Elizabeth Gurley Flynn, The Early Years


Elizabeth Gurley Flynn, The Early Years


1975 Baxandall on Elizabet Gurley Flynn, execerpted from an introduction to a volume of EGF’s writings that the American Institute for Marxist Studies refused to print,.  Flynn as depicted by Baxandall is the perfect offspring of the marriage of feminism and socialist.  She first gained acclaim, as a youngster who advocated for the enfranchisement of women in her school’s oratory contest, and rose to public acclaim as a teen defender of the rights of workers.   Baxandall describes her as a “class conscious  feminist child prodigy.”  Like feminists of the 1970s, Flynn drew her radicalism from her lived experiences, “her family, her poverty, and her encounters with  anarchists and socialists” so that by high school she was plowing through Engels and Bebel, still in the 1970s the foundational texts for socialist women, as well as Wollstonecraft.  While still a minor, Flynn joined the new union, the I.W.W. and was elected a delegate to the convention, and made speeches on behalf of the union, for which she received her first wages.   Despite her commitment to the I.W.W., Flynn took on their bifurcated notion of womanhood, described by Baxandall as “women like their mothers, and bad women who fleeced them on payday.”  Flynn struggled to change this attitude, even as she hewed to the party line that class divided precluded alliances along the lines of sex “the ‘wueen of the parlor’ has no interest in common with the ‘maid of the kitchen’.”

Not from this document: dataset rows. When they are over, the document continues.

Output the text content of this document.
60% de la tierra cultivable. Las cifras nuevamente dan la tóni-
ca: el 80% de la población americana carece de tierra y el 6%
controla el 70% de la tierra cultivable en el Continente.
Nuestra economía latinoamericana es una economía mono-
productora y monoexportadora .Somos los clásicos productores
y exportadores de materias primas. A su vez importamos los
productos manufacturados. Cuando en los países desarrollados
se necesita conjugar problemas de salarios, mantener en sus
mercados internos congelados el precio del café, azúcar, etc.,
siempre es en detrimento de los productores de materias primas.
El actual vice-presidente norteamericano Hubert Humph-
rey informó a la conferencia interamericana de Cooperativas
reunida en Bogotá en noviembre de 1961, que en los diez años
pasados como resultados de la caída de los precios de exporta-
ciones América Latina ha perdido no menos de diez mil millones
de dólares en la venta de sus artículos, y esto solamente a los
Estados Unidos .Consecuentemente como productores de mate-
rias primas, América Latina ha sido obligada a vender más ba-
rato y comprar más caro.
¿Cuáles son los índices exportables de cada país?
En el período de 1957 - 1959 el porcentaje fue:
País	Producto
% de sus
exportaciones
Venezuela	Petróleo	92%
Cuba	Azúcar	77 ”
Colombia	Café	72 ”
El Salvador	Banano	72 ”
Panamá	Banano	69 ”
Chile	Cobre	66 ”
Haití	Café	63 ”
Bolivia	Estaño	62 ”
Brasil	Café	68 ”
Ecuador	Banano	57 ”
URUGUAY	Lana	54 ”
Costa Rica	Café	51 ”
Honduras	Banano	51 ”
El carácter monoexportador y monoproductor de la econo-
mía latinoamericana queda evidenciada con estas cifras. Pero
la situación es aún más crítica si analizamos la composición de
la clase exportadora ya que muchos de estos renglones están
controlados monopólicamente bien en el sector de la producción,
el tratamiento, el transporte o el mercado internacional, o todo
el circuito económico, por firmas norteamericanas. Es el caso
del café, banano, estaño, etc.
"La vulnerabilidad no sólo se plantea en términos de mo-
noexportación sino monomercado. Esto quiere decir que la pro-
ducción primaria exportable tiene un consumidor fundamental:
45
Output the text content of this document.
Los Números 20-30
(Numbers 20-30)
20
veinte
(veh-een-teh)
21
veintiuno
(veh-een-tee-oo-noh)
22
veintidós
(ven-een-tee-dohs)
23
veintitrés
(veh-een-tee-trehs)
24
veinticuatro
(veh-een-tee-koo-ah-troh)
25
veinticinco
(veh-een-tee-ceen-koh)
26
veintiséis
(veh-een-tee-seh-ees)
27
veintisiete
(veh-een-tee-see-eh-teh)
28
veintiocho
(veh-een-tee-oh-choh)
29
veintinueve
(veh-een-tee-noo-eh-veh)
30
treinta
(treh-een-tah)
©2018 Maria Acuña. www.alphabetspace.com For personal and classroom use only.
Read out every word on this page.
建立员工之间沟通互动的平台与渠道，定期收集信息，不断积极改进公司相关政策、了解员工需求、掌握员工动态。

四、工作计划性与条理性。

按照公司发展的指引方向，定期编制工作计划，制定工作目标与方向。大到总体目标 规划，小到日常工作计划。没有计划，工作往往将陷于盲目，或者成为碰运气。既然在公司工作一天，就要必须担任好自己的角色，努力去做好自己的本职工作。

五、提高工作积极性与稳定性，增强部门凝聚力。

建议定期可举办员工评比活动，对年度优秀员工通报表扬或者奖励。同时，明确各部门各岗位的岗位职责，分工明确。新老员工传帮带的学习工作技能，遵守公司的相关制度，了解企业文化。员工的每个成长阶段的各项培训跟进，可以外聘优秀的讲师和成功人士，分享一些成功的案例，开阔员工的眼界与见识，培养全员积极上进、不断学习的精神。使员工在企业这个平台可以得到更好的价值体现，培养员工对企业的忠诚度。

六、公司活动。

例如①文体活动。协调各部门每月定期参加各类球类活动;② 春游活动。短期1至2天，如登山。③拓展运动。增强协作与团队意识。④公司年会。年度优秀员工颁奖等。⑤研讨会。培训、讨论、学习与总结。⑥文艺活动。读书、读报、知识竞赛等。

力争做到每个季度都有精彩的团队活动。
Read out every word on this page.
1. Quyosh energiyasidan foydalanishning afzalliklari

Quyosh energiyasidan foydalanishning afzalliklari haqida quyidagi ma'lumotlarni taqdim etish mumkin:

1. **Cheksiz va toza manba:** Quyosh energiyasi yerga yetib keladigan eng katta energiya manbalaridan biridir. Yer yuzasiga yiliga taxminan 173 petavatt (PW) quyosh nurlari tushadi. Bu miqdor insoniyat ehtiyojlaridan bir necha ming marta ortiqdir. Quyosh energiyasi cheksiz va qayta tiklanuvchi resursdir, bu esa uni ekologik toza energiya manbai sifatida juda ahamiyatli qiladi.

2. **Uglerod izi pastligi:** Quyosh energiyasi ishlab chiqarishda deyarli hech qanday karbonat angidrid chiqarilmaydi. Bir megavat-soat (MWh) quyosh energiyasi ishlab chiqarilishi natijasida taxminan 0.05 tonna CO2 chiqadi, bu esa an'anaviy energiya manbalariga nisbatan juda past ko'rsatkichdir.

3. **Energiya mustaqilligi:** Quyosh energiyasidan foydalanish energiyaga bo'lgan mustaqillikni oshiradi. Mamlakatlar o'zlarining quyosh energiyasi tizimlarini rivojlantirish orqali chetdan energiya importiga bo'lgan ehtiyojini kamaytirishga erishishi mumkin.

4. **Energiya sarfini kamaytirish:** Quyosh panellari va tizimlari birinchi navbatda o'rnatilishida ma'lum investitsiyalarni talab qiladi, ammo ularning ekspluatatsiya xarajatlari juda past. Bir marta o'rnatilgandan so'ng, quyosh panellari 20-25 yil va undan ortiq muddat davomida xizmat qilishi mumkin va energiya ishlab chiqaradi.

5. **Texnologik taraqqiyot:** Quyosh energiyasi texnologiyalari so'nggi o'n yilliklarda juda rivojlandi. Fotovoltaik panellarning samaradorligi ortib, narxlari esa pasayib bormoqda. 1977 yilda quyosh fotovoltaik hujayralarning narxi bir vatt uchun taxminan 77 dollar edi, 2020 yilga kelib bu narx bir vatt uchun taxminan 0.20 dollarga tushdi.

At 17, Flynn quit school and went to work as an organizer for the I.W.W. , where she quickly met and married a miner.  Despite her marriage, Flynn carried on her independent political life, and within a few years, the marriage ended.  Flynn returned to her parents’ home with her one surviving child in tow, and resumed her labor work as soon as the child weaned.  Flynn paid particular attention to the plight of female workers and workingmen’s wives, providing a gendered analysis of their class-based oppression.  This, combined with her activism, turned Flynn into something of a role model. 



Rosalyn Fraad Baxandall


Radical America


January-February 1975



Rosalyn Fraad Baxandall, “Elizabeth Gurley Flynn, The Early Years,” The Politics of Women's Culture, accessed September 23, 2018, https://womensculture.omeka.net/items/show/1.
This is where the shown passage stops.